Des cessions d’actifs pour écarter le risque de liquidité

Les Echos

Pour éviter que la dette devienne un gros problème, PSA prévoit de céder pour 1,5 milliard d’actifs, dont une part de sa filiale Gefco.

Toutes les mauvaises nouvelles annoncées par PSA hier étaient largement attendues, sauf une. Les analystes avaient en effet sous-estimé l’ampleur de la dette du groupe passée à 3,4 milliards d’euros en 2011. En cause : des flux de trésorerie largement négatifs de 1,6 milliard d’euros. Face à ce constat, Moody’s a placé la notation de Peugeot sous surveillance négative. Trop fortement exposé au marché européen, PSA a vu son niveau de stocks augmenter en fin d’année, ce qui a pesé sur le besoin en fonds de roulement. Dans le même temps, la stratégie de PSA consistant à monter en gamme et à se développer dans les pays émergents n’a pas encore porté tous ses fruits. Or, elle nécessite des investissements élevés. Sa nouvelle implantation en Russie n’a par exemple pas encore passé son point mort économique.

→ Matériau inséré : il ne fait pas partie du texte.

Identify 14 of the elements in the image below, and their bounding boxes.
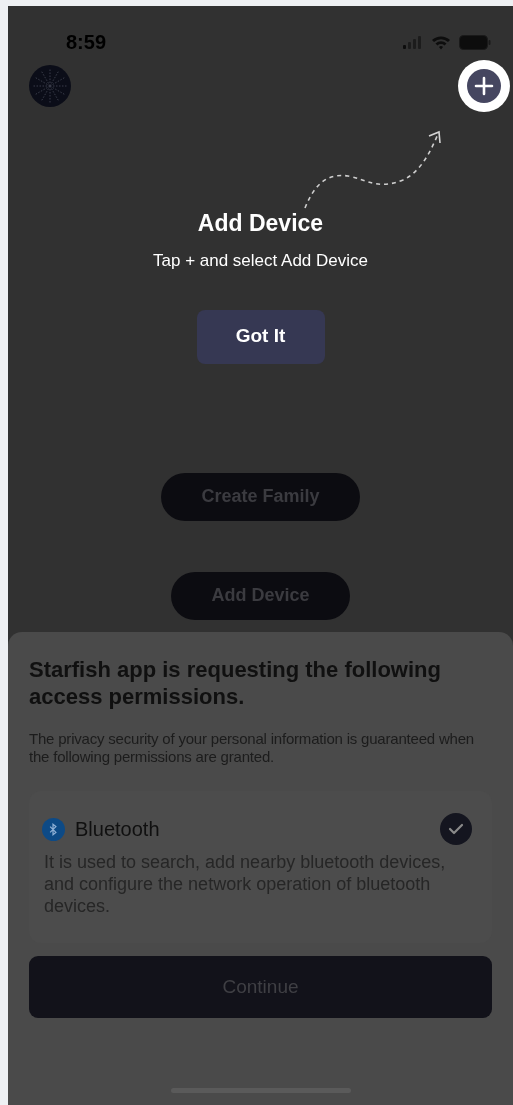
signal-icon: [403, 35, 423, 49]
battery-icon: [459, 34, 491, 50]
permission-checkbox[interactable]: [440, 813, 472, 845]
permission-name: Bluetooth: [75, 817, 161, 842]
bluetooth-icon: [42, 817, 65, 841]
check-icon: [448, 823, 464, 835]
coach-hint: Tap + and select Add Device: [153, 250, 368, 272]
coach-title: Add Device: [197, 209, 324, 238]
wifi-icon: [431, 34, 451, 50]
starburst-logo-icon: [29, 65, 71, 107]
got-it-button[interactable]: Got It: [196, 309, 325, 364]
sheet-title: Starfish app is requesting the following access permissions.: [29, 656, 442, 710]
plus-icon: [467, 69, 501, 103]
add-button[interactable]: [458, 60, 510, 112]
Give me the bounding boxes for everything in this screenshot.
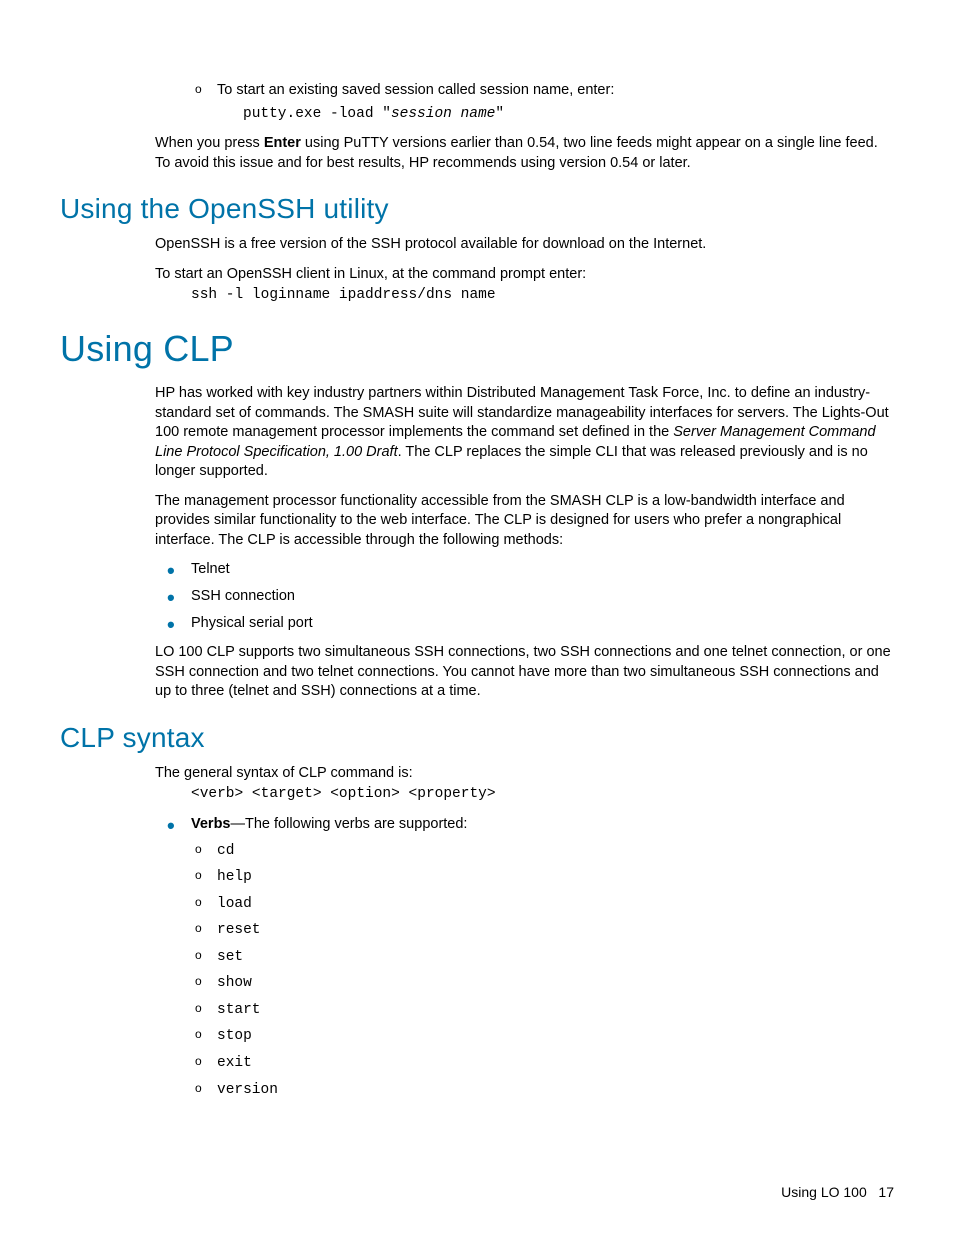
method-serial: Physical serial port — [155, 614, 894, 634]
method-ssh: SSH connection — [155, 587, 894, 607]
heading-clp-syntax: CLP syntax — [60, 722, 894, 754]
verb-load: load — [191, 894, 894, 915]
verb-reset: reset — [191, 920, 894, 941]
clp-para3: LO 100 CLP supports two simultaneous SSH… — [155, 643, 894, 702]
verb-cd: cd — [191, 841, 894, 862]
openssh-code: ssh -l loginname ipaddress/dns name — [191, 286, 894, 306]
verb-stop: stop — [191, 1026, 894, 1047]
footer-page-number: 17 — [878, 1184, 894, 1200]
verb-set: set — [191, 947, 894, 968]
heading-openssh: Using the OpenSSH utility — [60, 193, 894, 225]
syntax-code: <verb> <target> <option> <property> — [191, 785, 894, 805]
intro-sublist: To start an existing saved session calle… — [191, 81, 894, 124]
verbs-intro: Verbs—The following verbs are supported:… — [155, 815, 894, 1100]
verb-exit: exit — [191, 1053, 894, 1074]
verbs-list: cd help load reset set show start stop e… — [191, 841, 894, 1101]
clp-methods-list: Telnet SSH connection Physical serial po… — [155, 560, 894, 633]
footer-section: Using LO 100 — [781, 1184, 867, 1200]
verb-help: help — [191, 867, 894, 888]
verb-show: show — [191, 973, 894, 994]
intro-bullet-text: To start an existing saved session calle… — [217, 82, 614, 98]
syntax-para1: The general syntax of CLP command is: — [155, 764, 894, 784]
verb-version: version — [191, 1080, 894, 1101]
openssh-para2: To start an OpenSSH client in Linux, at … — [155, 265, 894, 285]
intro-bullet: To start an existing saved session calle… — [191, 81, 894, 124]
heading-using-clp: Using CLP — [60, 328, 894, 370]
method-telnet: Telnet — [155, 560, 894, 580]
clp-para1: HP has worked with key industry partners… — [155, 384, 894, 482]
intro-code: putty.exe -load "session name" — [243, 104, 894, 125]
verb-start: start — [191, 1000, 894, 1021]
enter-paragraph: When you press Enter using PuTTY version… — [155, 134, 894, 173]
clp-para2: The management processor functionality a… — [155, 492, 894, 551]
page-footer: Using LO 100 17 — [781, 1184, 894, 1200]
openssh-para1: OpenSSH is a free version of the SSH pro… — [155, 235, 894, 255]
verbs-section: Verbs—The following verbs are supported:… — [155, 815, 894, 1100]
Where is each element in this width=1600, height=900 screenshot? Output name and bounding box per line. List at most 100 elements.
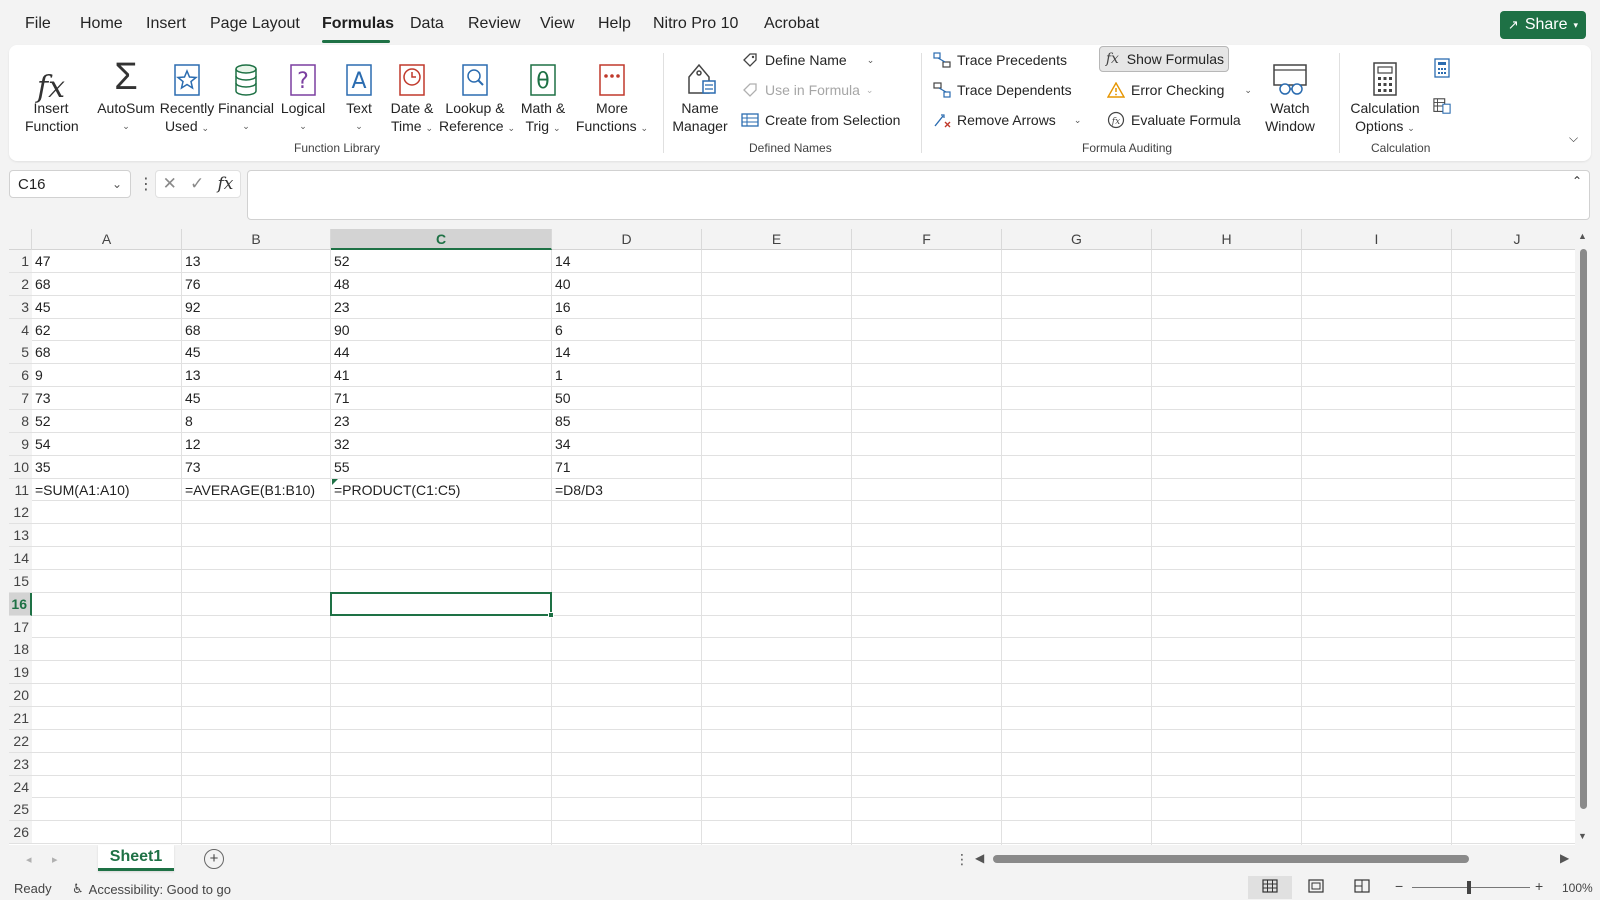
- error-checking-button[interactable]: Error Checking ⌄: [1103, 77, 1256, 103]
- tab-view[interactable]: View: [540, 15, 574, 33]
- normal-view-button[interactable]: [1248, 876, 1292, 899]
- remove-arrows-button[interactable]: Remove Arrows ⌄: [929, 107, 1085, 133]
- calculation-options-button[interactable]: Calculation Options ⌄: [1345, 51, 1425, 137]
- tab-file[interactable]: File: [25, 15, 51, 33]
- insert-function-button[interactable]: fx Insert Function: [25, 51, 79, 135]
- row-header[interactable]: 22: [9, 729, 32, 753]
- table-cell[interactable]: 41: [331, 364, 350, 387]
- row-header[interactable]: 25: [9, 798, 32, 822]
- scroll-up-icon[interactable]: ▲: [1578, 231, 1587, 241]
- table-cell[interactable]: =D8/D3: [552, 479, 603, 502]
- tab-data[interactable]: Data: [410, 15, 444, 33]
- table-cell[interactable]: 73: [32, 387, 51, 410]
- table-cell[interactable]: 85: [552, 410, 571, 433]
- error-indicator-icon[interactable]: [332, 478, 338, 485]
- table-cell[interactable]: 8: [182, 410, 193, 433]
- column-header[interactable]: A: [32, 229, 182, 250]
- table-cell[interactable]: 68: [32, 273, 51, 296]
- table-cell[interactable]: 68: [182, 319, 201, 342]
- table-cell[interactable]: 76: [182, 273, 201, 296]
- show-formulas-button[interactable]: fx Show Formulas: [1099, 46, 1229, 72]
- table-cell[interactable]: 62: [32, 319, 51, 342]
- add-sheet-icon[interactable]: +: [204, 849, 224, 869]
- financial-button[interactable]: Financial ⌄: [217, 51, 275, 135]
- table-cell[interactable]: 13: [182, 250, 201, 273]
- row-header[interactable]: 15: [9, 569, 32, 593]
- prev-sheet-icon[interactable]: ◂: [26, 853, 32, 866]
- select-all-corner[interactable]: [9, 229, 32, 250]
- autosum-button[interactable]: Σ AutoSum ⌄: [95, 51, 157, 135]
- active-cell-selection[interactable]: [330, 591, 552, 616]
- column-header[interactable]: C: [331, 229, 552, 250]
- horizontal-scroll-thumb[interactable]: [993, 855, 1469, 863]
- evaluate-formula-button[interactable]: fx Evaluate Formula: [1103, 107, 1245, 133]
- calculate-sheet-button[interactable]: [1429, 93, 1455, 119]
- column-header[interactable]: D: [552, 229, 702, 250]
- name-manager-button[interactable]: Name Manager: [669, 51, 731, 135]
- cancel-icon[interactable]: ✕: [163, 174, 177, 194]
- row-header[interactable]: 16: [9, 592, 32, 616]
- tab-help[interactable]: Help: [598, 15, 631, 33]
- vertical-scroll-thumb[interactable]: [1580, 249, 1587, 809]
- tab-formulas[interactable]: Formulas: [322, 15, 394, 33]
- table-cell[interactable]: 6: [552, 319, 563, 342]
- tab-page-layout[interactable]: Page Layout: [210, 15, 300, 33]
- tab-nitro-pro[interactable]: Nitro Pro 10: [653, 15, 738, 33]
- row-header[interactable]: 9: [9, 432, 32, 456]
- accessibility-status[interactable]: ♿ Accessibility: Good to go: [72, 881, 231, 897]
- table-cell[interactable]: 13: [182, 364, 201, 387]
- row-header[interactable]: 14: [9, 547, 32, 571]
- scroll-down-icon[interactable]: ▼: [1578, 831, 1587, 841]
- zoom-out-icon[interactable]: −: [1395, 878, 1403, 894]
- row-header[interactable]: 2: [9, 272, 32, 296]
- recently-used-button[interactable]: Recently Used ⌄: [159, 51, 215, 137]
- row-header[interactable]: 6: [9, 364, 32, 388]
- row-header[interactable]: 5: [9, 341, 32, 365]
- row-header[interactable]: 7: [9, 387, 32, 411]
- column-header[interactable]: B: [182, 229, 331, 250]
- table-cell[interactable]: 16: [552, 296, 571, 319]
- table-cell[interactable]: 34: [552, 433, 571, 456]
- page-layout-view-button[interactable]: [1294, 876, 1338, 899]
- table-cell[interactable]: 1: [552, 364, 563, 387]
- column-header[interactable]: I: [1302, 229, 1452, 250]
- zoom-slider[interactable]: [1412, 887, 1530, 888]
- column-header[interactable]: G: [1002, 229, 1152, 250]
- cell-area[interactable]: 47 13 52 14 68 76 48 40 45 92 23 16 62 68 90 6 68 45 44 14 9…: [32, 250, 1583, 845]
- table-cell[interactable]: 48: [331, 273, 350, 296]
- tab-split-handle-icon[interactable]: ⋮: [955, 851, 969, 868]
- name-box[interactable]: C16 ⌄: [9, 170, 131, 198]
- row-header[interactable]: 11: [9, 478, 32, 502]
- trace-dependents-button[interactable]: Trace Dependents: [929, 77, 1076, 103]
- table-cell[interactable]: 71: [552, 456, 571, 479]
- create-from-selection-button[interactable]: Create from Selection: [737, 107, 904, 133]
- scroll-left-icon[interactable]: ◀: [975, 851, 984, 865]
- define-name-button[interactable]: Define Name ⌄: [737, 47, 878, 73]
- calculate-now-button[interactable]: [1429, 55, 1455, 81]
- more-functions-button[interactable]: More Functions ⌄: [575, 51, 649, 137]
- zoom-in-icon[interactable]: +: [1535, 878, 1543, 894]
- row-header[interactable]: 3: [9, 295, 32, 319]
- table-cell[interactable]: 71: [331, 387, 350, 410]
- more-options-icon[interactable]: ⋮: [138, 174, 154, 194]
- logical-button[interactable]: ? Logical ⌄: [277, 51, 329, 135]
- row-header[interactable]: 23: [9, 752, 32, 776]
- sheet-tab-sheet1[interactable]: Sheet1: [98, 845, 174, 871]
- column-header[interactable]: E: [702, 229, 852, 250]
- insert-function-icon[interactable]: fx: [218, 174, 234, 194]
- row-header[interactable]: 8: [9, 409, 32, 433]
- table-cell[interactable]: 52: [32, 410, 51, 433]
- table-cell[interactable]: 92: [182, 296, 201, 319]
- table-cell[interactable]: 14: [552, 341, 571, 364]
- column-header[interactable]: J: [1452, 229, 1583, 250]
- column-header[interactable]: F: [852, 229, 1002, 250]
- share-button[interactable]: ↗ Share ▾: [1500, 11, 1586, 39]
- table-cell[interactable]: 55: [331, 456, 350, 479]
- row-header[interactable]: 26: [9, 821, 32, 845]
- table-cell[interactable]: 52: [331, 250, 350, 273]
- tab-insert[interactable]: Insert: [146, 15, 186, 33]
- table-cell[interactable]: 47: [32, 250, 51, 273]
- tab-review[interactable]: Review: [468, 15, 520, 33]
- table-cell[interactable]: 23: [331, 296, 350, 319]
- collapse-formula-bar-icon[interactable]: ⌃: [1572, 174, 1582, 188]
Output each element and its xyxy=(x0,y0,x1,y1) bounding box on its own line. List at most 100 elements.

Le numéro deux européen de l’automobile pourra-t-il faire face à tous ses engagements financiers ? Pour l’instant, les analystes jugent le risque de liquidité faible. La trésorerie (9,6 milliards d’euros) est considérée comme solide, plus qu’en 2008 en tous cas, et la maturité moyenne des dettes est relativement élevée (presque cinq ans). En clair, PSA ne doit pas faire face à court terme à de gros remboursements.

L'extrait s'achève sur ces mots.